Michael Deistler
*1949
A.R.E. 1980/81
Michael Deistler erhielt 1980 ein DAAD-Stipendium. Es ging nicht nach New York oder Rom, sondern ein Jahr nach Ägypten. Dort setzte er seine schon in Deutschland begonnenen Zeichnungen fort. Einfache DIN-A4-Papiere und Kugelschreiber sind sein Material.
Auf seinen Reisen durch das nordafrikanische Land entdeckt Deistler alte Kasernen, die noch Spuren der deutschen Wehrmacht aufweisen, samt zahlreichen Hakenkreuzornamenten. Die Swastika-Figur verarbeitet er, fast schon manisch, zu immer neuen Mustern, kombiniert die Strukturen mit provozierenden Sätzen. Die Muster und Schriftbilder erinnern an Mosaike, Teppiche oder die Ästhetik des Teletextes. Und er schreckt auch nicht vor Parolen aus dem Wortschatz des Dritten Reiches zurück: „Arbeit macht frei“ und „Ich bin stolz ein Deutscher zu sein“. Das schockierende Symbol wird vom Künstler demonstrativ affirmiert. Mithilfe der Überstrapazierung arbeitet der Künstler gegen eine Tabuisierung der NS-Ideologie durch reine Verdrängung und Verbote an. Die Mitteilungen an den Betrachtenden sind nicht reine Provokation, sondern eine Herausforderung. Sie stellen Fragen nach den eigenen Werten, Grenzen und Tabuvorstellungen. Der Künstler fordert Widerspruch heraus. Die Arbeit besticht durch ihre geschickte Kombination von privaten Enthüllungen und politischer Agitation.

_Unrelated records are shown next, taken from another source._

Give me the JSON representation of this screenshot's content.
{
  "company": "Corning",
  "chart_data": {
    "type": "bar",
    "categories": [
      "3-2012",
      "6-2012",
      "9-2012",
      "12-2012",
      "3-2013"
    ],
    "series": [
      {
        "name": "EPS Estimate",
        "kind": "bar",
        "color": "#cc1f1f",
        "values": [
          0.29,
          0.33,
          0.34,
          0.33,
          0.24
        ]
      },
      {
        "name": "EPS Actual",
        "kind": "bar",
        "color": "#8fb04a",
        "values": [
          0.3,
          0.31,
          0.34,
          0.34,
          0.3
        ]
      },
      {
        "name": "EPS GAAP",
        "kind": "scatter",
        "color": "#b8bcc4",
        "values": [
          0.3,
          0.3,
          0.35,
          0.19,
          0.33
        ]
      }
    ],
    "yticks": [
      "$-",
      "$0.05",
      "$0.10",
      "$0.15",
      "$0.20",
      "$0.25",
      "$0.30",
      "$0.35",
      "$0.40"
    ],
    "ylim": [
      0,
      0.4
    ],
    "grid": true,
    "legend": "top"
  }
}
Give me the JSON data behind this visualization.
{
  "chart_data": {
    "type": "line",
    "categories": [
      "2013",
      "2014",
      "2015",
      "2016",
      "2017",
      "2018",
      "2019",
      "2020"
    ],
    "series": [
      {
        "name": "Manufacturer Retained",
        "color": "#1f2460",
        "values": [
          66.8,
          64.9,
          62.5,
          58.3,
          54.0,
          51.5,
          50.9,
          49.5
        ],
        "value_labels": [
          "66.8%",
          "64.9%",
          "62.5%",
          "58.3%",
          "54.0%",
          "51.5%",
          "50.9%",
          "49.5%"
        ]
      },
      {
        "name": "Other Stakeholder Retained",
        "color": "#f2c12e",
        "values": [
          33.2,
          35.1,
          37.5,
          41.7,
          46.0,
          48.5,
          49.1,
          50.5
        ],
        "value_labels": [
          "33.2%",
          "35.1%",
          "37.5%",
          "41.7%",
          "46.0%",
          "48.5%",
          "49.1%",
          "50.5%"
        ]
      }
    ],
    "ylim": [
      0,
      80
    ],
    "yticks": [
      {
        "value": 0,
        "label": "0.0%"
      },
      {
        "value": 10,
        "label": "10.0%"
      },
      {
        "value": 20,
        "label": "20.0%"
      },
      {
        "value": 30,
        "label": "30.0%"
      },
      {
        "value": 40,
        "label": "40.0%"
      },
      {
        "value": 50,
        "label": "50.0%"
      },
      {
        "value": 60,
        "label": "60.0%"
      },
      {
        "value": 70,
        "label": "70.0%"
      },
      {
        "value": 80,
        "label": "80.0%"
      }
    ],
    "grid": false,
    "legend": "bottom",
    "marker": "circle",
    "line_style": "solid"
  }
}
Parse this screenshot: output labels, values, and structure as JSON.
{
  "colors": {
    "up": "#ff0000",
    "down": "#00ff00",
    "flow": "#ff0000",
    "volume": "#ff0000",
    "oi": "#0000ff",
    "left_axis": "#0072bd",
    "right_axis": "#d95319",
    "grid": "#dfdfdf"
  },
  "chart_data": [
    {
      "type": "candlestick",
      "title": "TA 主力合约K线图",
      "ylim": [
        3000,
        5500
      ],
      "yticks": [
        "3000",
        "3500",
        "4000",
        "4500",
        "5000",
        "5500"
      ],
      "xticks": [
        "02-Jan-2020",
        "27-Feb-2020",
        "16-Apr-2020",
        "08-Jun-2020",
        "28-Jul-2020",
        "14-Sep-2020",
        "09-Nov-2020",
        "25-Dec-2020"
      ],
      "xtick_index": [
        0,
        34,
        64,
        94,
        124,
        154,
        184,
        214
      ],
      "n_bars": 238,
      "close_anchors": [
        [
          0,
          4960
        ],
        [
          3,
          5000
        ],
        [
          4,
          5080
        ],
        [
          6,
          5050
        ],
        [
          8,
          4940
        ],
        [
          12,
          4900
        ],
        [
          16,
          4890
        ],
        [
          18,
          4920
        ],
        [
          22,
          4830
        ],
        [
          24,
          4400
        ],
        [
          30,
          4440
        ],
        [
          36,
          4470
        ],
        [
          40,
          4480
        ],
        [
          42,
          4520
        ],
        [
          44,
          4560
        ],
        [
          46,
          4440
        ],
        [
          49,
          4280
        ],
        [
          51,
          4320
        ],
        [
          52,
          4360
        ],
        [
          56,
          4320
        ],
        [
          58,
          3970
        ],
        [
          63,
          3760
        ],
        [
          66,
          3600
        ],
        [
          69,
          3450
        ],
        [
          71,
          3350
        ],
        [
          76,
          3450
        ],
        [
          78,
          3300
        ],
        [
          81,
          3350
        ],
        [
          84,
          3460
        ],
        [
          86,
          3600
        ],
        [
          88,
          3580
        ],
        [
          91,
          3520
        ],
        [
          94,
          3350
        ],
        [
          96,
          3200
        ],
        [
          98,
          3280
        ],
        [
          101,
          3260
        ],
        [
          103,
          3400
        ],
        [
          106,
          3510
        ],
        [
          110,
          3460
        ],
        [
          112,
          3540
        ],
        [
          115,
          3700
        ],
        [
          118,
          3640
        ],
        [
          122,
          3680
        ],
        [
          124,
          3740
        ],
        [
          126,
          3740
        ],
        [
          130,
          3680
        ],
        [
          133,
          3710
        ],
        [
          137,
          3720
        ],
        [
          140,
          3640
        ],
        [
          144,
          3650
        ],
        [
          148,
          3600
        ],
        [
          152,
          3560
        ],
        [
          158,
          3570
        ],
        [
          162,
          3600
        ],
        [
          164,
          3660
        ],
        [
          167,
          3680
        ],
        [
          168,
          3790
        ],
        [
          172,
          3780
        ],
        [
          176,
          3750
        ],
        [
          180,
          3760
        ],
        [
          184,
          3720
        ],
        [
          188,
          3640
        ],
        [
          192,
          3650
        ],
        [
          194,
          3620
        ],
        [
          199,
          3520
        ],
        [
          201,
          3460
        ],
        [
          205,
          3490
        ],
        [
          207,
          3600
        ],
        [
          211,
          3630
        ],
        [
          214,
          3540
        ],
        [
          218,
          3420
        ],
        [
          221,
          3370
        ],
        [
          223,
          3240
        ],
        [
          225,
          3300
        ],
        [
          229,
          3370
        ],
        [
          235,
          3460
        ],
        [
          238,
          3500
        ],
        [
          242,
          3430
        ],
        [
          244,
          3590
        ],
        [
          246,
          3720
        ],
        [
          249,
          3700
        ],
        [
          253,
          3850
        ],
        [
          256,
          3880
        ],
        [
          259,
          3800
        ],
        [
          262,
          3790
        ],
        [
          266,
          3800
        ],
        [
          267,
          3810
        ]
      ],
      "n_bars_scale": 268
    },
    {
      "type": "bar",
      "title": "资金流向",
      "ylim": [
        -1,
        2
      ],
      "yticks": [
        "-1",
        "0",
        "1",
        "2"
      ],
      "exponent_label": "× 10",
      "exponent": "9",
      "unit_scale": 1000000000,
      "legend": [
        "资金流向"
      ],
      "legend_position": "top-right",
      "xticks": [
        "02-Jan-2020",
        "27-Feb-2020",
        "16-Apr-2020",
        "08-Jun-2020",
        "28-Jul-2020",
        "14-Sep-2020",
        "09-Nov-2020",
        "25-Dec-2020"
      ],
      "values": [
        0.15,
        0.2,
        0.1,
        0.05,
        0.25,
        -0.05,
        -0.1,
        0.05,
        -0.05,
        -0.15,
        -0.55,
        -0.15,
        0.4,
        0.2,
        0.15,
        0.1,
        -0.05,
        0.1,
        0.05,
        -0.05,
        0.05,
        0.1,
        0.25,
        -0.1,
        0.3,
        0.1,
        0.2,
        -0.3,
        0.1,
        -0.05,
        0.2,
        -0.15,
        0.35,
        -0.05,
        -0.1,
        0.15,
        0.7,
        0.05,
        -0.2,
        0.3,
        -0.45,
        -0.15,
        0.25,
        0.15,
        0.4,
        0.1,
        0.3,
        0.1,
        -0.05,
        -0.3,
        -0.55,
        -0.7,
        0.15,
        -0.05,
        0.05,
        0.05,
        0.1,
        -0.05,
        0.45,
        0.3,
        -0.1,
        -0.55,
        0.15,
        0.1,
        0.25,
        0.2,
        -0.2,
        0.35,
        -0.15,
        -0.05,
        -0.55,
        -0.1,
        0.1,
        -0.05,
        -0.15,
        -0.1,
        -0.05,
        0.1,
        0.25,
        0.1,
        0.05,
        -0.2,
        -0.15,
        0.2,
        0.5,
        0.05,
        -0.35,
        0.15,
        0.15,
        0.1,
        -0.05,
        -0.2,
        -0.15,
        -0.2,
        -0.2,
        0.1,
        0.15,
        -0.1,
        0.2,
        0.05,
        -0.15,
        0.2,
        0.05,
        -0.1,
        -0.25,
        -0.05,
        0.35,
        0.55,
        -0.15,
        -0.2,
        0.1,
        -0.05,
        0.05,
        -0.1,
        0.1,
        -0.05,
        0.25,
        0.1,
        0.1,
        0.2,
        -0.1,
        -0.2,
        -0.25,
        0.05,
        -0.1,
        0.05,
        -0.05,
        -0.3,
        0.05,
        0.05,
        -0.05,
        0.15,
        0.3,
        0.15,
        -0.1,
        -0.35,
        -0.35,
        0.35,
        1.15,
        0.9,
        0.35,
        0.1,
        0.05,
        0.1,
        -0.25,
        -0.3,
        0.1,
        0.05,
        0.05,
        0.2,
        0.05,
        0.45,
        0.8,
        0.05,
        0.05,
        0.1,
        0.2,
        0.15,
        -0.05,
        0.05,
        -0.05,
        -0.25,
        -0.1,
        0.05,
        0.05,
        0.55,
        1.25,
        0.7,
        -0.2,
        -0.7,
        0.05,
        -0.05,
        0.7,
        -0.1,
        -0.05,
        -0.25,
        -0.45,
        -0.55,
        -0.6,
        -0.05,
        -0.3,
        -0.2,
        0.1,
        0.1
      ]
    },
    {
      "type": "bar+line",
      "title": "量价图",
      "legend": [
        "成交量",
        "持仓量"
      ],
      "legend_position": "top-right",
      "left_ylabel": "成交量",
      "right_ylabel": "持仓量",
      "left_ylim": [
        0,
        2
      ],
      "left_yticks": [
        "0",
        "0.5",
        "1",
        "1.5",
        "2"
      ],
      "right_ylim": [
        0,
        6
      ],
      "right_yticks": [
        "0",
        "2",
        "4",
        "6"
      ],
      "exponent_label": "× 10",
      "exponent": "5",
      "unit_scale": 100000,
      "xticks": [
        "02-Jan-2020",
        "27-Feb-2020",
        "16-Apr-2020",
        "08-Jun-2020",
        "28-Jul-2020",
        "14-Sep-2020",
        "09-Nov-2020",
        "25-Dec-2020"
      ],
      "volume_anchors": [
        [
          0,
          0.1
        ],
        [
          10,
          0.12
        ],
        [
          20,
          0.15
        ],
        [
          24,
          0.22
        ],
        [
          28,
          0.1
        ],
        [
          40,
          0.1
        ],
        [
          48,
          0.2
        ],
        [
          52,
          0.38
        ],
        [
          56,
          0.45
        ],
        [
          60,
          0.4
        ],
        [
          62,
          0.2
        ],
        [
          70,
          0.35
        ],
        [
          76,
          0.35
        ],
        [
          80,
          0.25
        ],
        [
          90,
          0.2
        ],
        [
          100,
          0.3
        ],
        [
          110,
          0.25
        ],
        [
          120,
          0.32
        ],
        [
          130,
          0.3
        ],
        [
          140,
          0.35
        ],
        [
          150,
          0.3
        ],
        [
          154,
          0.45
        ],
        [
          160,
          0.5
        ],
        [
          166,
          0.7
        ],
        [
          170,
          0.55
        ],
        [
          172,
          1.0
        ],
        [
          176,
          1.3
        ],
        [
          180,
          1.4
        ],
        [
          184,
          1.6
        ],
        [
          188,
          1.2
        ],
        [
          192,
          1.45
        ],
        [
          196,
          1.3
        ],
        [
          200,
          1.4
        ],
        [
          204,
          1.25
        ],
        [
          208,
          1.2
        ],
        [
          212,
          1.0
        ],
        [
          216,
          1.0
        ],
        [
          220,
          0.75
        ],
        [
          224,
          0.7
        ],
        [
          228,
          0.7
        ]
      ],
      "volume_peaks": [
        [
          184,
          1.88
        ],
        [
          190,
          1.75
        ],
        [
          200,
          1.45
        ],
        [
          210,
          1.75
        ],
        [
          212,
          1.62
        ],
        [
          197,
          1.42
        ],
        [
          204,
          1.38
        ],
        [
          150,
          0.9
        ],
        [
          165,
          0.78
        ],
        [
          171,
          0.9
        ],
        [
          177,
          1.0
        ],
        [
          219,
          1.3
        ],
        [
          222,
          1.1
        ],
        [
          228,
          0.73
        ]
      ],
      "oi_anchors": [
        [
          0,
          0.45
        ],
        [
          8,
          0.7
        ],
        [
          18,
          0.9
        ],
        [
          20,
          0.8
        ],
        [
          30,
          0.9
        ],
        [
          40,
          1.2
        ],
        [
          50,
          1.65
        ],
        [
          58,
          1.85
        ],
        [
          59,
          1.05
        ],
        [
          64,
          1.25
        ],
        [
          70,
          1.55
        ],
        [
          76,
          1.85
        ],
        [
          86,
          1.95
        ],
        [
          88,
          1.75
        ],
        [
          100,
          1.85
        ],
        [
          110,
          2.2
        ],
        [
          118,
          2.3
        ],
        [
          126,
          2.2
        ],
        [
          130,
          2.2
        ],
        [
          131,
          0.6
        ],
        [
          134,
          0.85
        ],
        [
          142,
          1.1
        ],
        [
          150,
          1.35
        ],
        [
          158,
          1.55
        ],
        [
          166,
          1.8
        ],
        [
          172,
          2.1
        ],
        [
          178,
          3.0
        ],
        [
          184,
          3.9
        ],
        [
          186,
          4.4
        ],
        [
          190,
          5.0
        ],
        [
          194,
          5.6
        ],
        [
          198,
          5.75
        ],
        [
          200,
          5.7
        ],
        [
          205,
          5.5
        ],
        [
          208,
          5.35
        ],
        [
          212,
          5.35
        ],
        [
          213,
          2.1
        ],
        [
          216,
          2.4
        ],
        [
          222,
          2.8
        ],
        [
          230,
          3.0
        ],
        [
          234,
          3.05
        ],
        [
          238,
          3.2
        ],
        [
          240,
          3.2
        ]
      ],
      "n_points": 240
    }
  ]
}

Die Aggression der Statements steht in Kontrast zur Ornamenthaftigkeit; das Fiktive überlagert sich mit persönlichen und privaten Offenbarungen. Insbesondere die eingearbeiteten Fotos zeigen sowohl den Künstler als auch verschiedene Frauen aus seinem Bekanntenkreis. Deistler vermeidet jegliche Form von falscher Harmonisierung, sowohl beim konstruktiven Aufbau der Blätter als auch bei der Entwicklung der Inhalte. Die Arbeiten sind widerständig und bedingungslos.